South Africa-born multinational SABMiller, the world’s second-largest brewery, is to tap into an African market worth over
(R30-billion) by opening four new brewing plants in Mozambique,
Sudan and Angola.
SABMiller will open the new breweries this year to benefit from the various countries’ economical growth, which is estimated at between 4% and 5%.
Speaking on the new ventures SABMiller’s head of media relations, Nigel Fairbrass, says the company decided to focus on continuing its expansion into African countries as they were mainly cash economies, and had not run up exposure to credit like many western countries have.
The brewery has existing operations in Nigeria, Botswana, Lesotho, Swaziland, Tanzania, Uganda, Mozambique, Angola, Zimbabwe, Zambia, Malawi, Ghana, Comoros and Mayotte.
Fairbrass added that the $3-billion (R30-billion) market is about four times bigger than SABMiller's current market. The company aims to become a major role player within that market.
Fairbrass says the company has taken on a “radical” view on making beer more affordable on the African continent.
SABMiller aims to reduce the price of beer, which at the moment is averaging around R10 ($1), by introducing new, cheaper brands.
The brewery will continue its supply of mainstream and premium beers to its international clients.
One strategy, which should cut costs significantly, is researching new brewing technologies by bringing together 55 000 barley farmers to form part of the programme by 2011.
Another cost cutting option is expanding the production of sorghum-based beer, currently produced on the continent under the brand name, Eagle.
Sorghum beer tends to be cheaper as many countries have a lower excise tax for sorghum-based alcoholic beverages.

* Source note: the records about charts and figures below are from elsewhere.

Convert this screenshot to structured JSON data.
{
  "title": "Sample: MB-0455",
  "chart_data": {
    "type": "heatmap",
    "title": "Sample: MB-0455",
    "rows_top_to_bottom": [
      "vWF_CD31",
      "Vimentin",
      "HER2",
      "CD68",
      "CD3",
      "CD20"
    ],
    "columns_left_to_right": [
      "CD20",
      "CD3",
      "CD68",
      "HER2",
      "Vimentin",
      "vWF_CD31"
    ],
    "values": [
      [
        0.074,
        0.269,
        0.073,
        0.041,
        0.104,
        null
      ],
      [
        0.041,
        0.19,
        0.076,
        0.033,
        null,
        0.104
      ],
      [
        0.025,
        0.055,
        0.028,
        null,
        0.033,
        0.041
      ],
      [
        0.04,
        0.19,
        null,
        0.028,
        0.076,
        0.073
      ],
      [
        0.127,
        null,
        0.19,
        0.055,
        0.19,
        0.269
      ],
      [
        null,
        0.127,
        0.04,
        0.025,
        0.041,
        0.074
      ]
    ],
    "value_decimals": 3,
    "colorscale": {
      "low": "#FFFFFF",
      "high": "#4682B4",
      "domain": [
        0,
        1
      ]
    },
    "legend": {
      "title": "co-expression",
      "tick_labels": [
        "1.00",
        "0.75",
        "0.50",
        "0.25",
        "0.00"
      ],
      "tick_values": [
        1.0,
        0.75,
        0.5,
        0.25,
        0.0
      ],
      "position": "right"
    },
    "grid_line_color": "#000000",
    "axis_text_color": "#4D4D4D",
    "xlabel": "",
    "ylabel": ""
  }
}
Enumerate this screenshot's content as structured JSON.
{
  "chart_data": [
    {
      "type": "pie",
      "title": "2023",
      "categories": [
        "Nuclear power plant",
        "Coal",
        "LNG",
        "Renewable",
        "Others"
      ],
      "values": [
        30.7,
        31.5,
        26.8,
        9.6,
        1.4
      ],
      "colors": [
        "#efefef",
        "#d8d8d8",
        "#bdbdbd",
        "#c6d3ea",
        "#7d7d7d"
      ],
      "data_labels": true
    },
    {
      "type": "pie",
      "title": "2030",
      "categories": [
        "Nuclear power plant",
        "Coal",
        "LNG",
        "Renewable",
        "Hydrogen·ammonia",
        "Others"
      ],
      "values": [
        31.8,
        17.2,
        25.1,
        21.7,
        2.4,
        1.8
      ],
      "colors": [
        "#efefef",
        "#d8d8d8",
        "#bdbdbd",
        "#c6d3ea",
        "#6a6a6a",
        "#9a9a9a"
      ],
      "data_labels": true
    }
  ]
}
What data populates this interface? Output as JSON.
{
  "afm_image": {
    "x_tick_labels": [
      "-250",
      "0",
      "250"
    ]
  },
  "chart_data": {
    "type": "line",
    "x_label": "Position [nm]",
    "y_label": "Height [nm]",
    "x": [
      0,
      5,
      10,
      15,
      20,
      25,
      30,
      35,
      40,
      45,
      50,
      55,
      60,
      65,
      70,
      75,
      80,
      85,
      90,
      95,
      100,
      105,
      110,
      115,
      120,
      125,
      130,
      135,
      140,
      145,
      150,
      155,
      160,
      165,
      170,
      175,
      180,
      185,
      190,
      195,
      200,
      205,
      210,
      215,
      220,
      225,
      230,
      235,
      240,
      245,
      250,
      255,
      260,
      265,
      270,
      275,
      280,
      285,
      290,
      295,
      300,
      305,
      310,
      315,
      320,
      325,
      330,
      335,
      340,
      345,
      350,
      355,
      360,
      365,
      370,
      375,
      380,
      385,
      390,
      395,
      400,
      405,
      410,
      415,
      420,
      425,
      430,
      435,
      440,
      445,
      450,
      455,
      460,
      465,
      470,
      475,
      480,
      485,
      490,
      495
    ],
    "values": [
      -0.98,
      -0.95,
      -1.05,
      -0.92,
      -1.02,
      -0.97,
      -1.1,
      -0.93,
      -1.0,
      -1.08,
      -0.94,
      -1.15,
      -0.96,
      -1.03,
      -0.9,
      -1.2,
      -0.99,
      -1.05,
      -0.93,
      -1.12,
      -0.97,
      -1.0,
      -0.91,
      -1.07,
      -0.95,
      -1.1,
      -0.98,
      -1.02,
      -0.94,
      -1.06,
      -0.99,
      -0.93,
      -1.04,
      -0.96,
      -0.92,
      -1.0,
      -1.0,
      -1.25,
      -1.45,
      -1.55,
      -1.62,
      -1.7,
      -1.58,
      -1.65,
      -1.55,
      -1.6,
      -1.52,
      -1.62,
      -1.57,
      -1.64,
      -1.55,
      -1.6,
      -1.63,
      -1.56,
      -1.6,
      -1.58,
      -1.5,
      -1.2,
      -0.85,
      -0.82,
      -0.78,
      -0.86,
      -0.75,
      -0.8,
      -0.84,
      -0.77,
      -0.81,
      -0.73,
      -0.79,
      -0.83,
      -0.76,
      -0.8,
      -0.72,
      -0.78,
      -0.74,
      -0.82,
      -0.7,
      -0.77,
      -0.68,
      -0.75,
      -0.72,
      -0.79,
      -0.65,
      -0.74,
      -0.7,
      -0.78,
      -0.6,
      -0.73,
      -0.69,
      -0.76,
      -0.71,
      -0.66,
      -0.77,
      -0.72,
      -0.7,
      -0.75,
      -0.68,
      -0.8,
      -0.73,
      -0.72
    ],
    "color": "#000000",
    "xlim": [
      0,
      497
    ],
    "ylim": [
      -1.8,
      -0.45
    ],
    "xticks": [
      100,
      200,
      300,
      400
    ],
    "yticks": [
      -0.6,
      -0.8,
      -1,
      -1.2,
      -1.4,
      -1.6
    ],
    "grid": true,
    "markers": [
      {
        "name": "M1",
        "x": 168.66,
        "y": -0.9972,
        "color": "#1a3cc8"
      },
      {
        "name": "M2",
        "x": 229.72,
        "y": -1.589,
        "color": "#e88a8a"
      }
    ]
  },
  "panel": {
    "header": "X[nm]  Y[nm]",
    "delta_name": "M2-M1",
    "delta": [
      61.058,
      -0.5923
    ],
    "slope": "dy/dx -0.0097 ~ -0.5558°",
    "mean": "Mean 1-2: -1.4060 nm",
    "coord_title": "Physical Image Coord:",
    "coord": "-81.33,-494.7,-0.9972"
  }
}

In order to expand this particular strategy, SABMiller is currently working with 6 000 small-scale local farmers in India to develop a quality source of barley.
In addition to that they have partnerships with small-scale farmers in Uganda, Zambia, Zimbabwe and Tanzania to supply barley and sorghum.
SABMiller started its Barley Development Programme in 2005, using the Eagle Lager success in Uganda as a blueprint.
The main aim of the programme was to establish a long-term reliable source of locally grown quality malt barley.
Despite the economic slowdown, SABMiller is positive that the beer industry will continue to grow, even amidst increased food prices.
In May 2008, speaking at the brewery giant’s announcement of its annual figures for all its 60 operations, SABMiller group Chief Executive Officer Graham Mackay said, it was a stable industry. “Food prices have skyrocketed since the beginning of the year and most businesses are going to be affected, but we believe demand for beer will still be strong.
“Affordability, especially in low income countries, might be compromised to some extent but generally the inflationary environment should be good for our business.”
Mackay spoke about the company’s confidence in its 29 African operations, “I believe the green fields [development] will help Africa and we will continue to pump in money towards innovation so that our products are affordable such the introduction of the sorghum based beer, which is cheaper.”
Beer volumes for Africa grew on average 12% benefiting from three crucial factors of continued economic growth in all the participating countries, rising disposable incomes and ongoing brand renovation.
Although the Botswana market had disappointing figures over the past two years, the figures in 2008 were slightly stronger showing a 15% growth.
Mackay says their growth in Botswana can be accredited to a change in strategy. “Key to this result was the successful renovation of St. Louis lager, the market leader, and the introduction of a new 750ml returnable bottle.
“The returnable bottle has delivered ahead of expectation in this predominantly one-way pack market, and offers the consumer better value for money.”
Tanzania showed a growth of 8%, while Mozambique also enjoyed its fourth consecutive year of growth.
In Angola, the growth was not as high as expected, although there were some tangible factors to this, “Angola's economy continues to grow strongly at approximately 20% annually.
“The infrastructure, however, is unable to support the increasing demand for goods and services and our total volumes growth of just below 10% was constrained by both lack of infrastructure and limited capacity,” he said.
In South Africa, the loss of the Amstel beer licence affected operations although volumes stayed stable. The weakening rand contributed to difficult trading conditions.
Mackay added that the slowed economic in South Africa in the second half of 2007 and the increasing food and fuel costs affected consumer spending. “Revenue grew by 6% on a constant currency basis and price increases were at a level somewhat below inflation for both lager and soft drinks.”